Tanaka and Cain used the shower facilities at the hotel and then caught a series of connecting trains that eventually stopped near the automotive company’s headquarters, which were in an industrial area of Yokohama—near the seaport. This location had been chosen for strategic purposes, and the company had been able to buy much more land for a cheaper price than what they could have purchased it for in Tokyo.

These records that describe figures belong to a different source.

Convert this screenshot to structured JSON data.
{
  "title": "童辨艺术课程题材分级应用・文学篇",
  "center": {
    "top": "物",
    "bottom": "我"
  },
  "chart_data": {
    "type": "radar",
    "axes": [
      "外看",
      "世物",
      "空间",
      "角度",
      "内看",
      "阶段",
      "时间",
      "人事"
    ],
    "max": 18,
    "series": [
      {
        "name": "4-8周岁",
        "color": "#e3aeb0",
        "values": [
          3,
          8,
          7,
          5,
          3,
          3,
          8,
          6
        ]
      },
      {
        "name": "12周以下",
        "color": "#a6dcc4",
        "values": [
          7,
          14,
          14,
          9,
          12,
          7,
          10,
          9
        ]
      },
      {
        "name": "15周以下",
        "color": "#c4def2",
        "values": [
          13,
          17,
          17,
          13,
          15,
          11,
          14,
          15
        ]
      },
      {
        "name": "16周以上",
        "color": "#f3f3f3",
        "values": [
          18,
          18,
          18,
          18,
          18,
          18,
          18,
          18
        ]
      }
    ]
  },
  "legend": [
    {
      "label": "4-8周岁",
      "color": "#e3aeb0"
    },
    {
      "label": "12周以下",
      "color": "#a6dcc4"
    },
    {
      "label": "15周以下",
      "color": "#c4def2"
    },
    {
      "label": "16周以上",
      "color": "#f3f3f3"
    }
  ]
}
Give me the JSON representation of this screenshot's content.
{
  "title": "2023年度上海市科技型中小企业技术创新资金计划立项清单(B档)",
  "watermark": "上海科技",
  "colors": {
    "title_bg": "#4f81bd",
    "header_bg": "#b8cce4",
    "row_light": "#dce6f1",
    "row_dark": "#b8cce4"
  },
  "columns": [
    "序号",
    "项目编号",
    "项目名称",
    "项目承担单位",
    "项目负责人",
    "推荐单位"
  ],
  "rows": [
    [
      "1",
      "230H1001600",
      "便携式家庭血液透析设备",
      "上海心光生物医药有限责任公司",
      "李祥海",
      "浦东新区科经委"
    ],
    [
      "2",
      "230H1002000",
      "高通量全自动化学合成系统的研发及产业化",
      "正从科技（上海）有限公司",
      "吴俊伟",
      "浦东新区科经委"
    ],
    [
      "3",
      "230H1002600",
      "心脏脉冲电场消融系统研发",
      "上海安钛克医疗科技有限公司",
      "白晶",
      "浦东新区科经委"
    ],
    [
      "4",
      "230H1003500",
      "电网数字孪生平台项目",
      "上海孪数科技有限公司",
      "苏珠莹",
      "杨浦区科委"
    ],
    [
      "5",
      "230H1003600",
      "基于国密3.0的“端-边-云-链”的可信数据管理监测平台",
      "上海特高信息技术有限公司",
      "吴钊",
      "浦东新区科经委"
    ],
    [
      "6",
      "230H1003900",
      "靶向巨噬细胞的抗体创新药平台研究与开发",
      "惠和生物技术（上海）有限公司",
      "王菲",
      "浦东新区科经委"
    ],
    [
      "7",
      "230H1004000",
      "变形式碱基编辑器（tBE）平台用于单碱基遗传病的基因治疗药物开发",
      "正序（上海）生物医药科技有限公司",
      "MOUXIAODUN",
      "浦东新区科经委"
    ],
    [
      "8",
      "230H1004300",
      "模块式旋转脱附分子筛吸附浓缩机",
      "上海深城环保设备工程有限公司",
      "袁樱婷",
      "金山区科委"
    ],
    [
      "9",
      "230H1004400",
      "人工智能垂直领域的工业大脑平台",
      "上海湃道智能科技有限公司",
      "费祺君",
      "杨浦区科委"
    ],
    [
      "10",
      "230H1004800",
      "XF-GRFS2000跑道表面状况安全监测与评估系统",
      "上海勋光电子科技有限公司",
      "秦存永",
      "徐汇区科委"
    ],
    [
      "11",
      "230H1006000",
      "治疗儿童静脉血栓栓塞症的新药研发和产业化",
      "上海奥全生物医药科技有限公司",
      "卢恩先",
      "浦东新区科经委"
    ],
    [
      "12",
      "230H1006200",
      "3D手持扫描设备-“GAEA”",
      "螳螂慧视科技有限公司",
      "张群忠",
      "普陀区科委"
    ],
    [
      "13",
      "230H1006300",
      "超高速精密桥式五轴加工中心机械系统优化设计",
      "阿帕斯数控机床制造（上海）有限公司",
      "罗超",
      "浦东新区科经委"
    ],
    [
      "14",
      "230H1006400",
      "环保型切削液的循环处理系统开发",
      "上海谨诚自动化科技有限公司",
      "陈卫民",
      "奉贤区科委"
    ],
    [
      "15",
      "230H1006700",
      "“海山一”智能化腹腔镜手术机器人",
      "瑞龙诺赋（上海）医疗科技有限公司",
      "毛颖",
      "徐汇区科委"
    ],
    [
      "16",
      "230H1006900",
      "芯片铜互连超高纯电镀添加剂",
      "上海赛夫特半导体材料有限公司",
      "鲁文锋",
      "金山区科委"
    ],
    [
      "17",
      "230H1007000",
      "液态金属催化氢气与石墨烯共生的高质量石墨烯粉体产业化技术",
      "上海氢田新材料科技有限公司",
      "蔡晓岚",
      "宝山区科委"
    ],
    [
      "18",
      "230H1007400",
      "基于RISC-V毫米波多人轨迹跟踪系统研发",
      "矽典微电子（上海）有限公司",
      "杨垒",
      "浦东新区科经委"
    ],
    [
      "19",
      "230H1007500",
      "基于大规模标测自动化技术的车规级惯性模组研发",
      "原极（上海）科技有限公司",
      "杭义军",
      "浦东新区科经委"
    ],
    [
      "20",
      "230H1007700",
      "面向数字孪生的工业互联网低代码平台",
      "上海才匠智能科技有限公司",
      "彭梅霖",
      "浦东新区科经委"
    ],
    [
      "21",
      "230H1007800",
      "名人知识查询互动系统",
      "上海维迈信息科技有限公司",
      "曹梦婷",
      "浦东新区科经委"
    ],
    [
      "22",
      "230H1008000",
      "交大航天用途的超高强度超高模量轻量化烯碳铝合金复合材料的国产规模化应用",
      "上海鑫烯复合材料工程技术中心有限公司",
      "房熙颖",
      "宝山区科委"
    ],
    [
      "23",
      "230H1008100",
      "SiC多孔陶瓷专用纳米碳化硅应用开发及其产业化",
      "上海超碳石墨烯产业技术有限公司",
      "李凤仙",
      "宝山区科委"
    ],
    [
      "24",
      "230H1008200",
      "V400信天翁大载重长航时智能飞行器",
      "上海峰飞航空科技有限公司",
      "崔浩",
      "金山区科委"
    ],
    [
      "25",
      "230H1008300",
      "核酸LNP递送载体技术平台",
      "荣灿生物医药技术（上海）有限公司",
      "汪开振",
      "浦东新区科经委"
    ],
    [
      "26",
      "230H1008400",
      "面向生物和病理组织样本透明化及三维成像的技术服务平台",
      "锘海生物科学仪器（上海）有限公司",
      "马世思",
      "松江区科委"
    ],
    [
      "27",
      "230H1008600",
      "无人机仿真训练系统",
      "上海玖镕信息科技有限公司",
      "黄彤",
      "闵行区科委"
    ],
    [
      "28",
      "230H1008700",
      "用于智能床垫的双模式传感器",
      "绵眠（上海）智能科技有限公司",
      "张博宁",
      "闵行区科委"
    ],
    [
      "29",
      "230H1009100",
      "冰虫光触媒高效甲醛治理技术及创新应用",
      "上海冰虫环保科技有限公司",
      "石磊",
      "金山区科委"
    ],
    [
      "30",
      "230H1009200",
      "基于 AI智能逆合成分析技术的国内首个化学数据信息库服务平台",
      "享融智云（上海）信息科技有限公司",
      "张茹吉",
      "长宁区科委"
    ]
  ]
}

An overweight security guard in his fifties sprang to life when he realized that his new American boss had arrived. Cain extended his hand. “Good morning. My name is Cain Lemaire. It’s a pleasure to meet you.”

The security guard’s face turned red. “Sorry. No English.” He ceremonially bowed to Cain.

Cain turned to Tanaka. “Please tell him I said it’s a pleasure to meet him, and I look forward to working with him. I’ll have lots of questions for him, but later. I like to just observe things on the first day.”

“Okay,” Tanaka said, and spoke in Japanese for what seemed like a much longer time than necessary given what Tanaka was translating. Tanaka and the security guard continued a back-and-forth conversation. Cain looked on with slight suspicion—he was always a little skeptical during his world travels that his words and tone were being translated appropriately. Cain knew that Tanaka was the security guard’s supervisor but was impressed by how much reverence the much younger Tanaka still showed his elder.

“Where do you keep your employee records?” Cain asked Tanaka as they left.